On Friday, Bankman-Fried’s lawyers filed a new letter with the judge that claims prosecutors have failed to provide the defendant with the computer resources necessary for him to parse millions of pages of material related to the stunning collapse of the crypto exchange last November.
The Department of Justice filed charges against Bankman-Fried in December, with the crypto founder agreeing to extradition from his residence in the Bahamas, where FTX had its headquarters. A judge granted bail to Bankman-Fried, agreeing to let him live with his parents in Palo Alto.
The conditions of the bail soon proved contentious, with Bankman-Fried reaching out to key FTX figures in an alleged attempt to tamper with witnesses, as well as using a VPN to watch football games. After he leaked the private diary of FTX executive—and his one-time girlfriend—Caroline Ellison to a New York Times reporter in July, the judge revoked Bankman-Fried’s bail and sent him to the detention center in Brooklyn.
Because of the complex nature of the case, which ranges from alleged wire fraud to campaign finance violations to money laundering, Bankman-Fried’s trial will include millions of pages of evidence, which prosecutors have spent the past months collecting and sharing with his attorneys. Bankman-Fried’s team has argued that he has not had adequate internet access to the discovery to be able to prepare his defense, which is a constitutional right.
The two sides have haggled over Bankman-Fried’s access to computers. This has included disputes over battery life, and terms for transporting him to the courthouse two days a week to access an internet-enabled laptop. Judge Lewis Kaplan, who is overseeing the case, ordered the two sides to come to an arrangement at a hearing in late August.
According to the filing on Friday, the measures have fallen short.
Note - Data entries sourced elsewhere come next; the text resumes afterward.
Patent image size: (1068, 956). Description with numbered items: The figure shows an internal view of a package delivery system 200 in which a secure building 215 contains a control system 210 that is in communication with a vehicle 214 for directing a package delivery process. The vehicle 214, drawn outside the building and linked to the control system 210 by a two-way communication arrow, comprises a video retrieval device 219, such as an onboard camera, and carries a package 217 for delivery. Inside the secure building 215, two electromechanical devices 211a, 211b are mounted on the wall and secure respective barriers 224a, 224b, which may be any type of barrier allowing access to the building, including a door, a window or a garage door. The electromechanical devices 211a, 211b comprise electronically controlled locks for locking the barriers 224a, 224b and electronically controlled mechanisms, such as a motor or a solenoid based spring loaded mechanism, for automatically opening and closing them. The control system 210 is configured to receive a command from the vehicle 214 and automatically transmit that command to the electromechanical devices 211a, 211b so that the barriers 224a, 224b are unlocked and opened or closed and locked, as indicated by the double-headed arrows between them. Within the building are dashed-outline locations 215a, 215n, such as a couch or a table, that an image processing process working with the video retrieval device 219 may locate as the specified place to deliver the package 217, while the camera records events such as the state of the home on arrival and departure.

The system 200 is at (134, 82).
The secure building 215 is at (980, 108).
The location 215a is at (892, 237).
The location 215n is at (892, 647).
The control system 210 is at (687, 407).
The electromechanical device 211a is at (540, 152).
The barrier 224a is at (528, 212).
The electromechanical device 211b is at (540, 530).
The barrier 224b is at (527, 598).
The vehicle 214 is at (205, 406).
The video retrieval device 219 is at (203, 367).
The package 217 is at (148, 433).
Bankman-Fried’s lawyers wrote that he has not been able to arrive at the courthouse with enough time because of delays related to other inmates, eliminating hours of review time. In one instance, he was placed in a holding cell without an internet-enabled laptop. In another, the internet connection was so slow on the provided laptop that he was only able to load one document during an hour-and-a-half period.
“The defendant cannot prepare for trial with these kinds of limitations,” his lawyers state in the letter, which also complains he cannot bring food and water to the visitor access room.
While Kaplan said that Bankman-Fried’s team could request a trial postponement at the last hearing, they declined to do so by the recommended deadline. Instead, they are asking the judge for Bankman-Fried’s temporary release. The trial is set to begin on Oct. 3.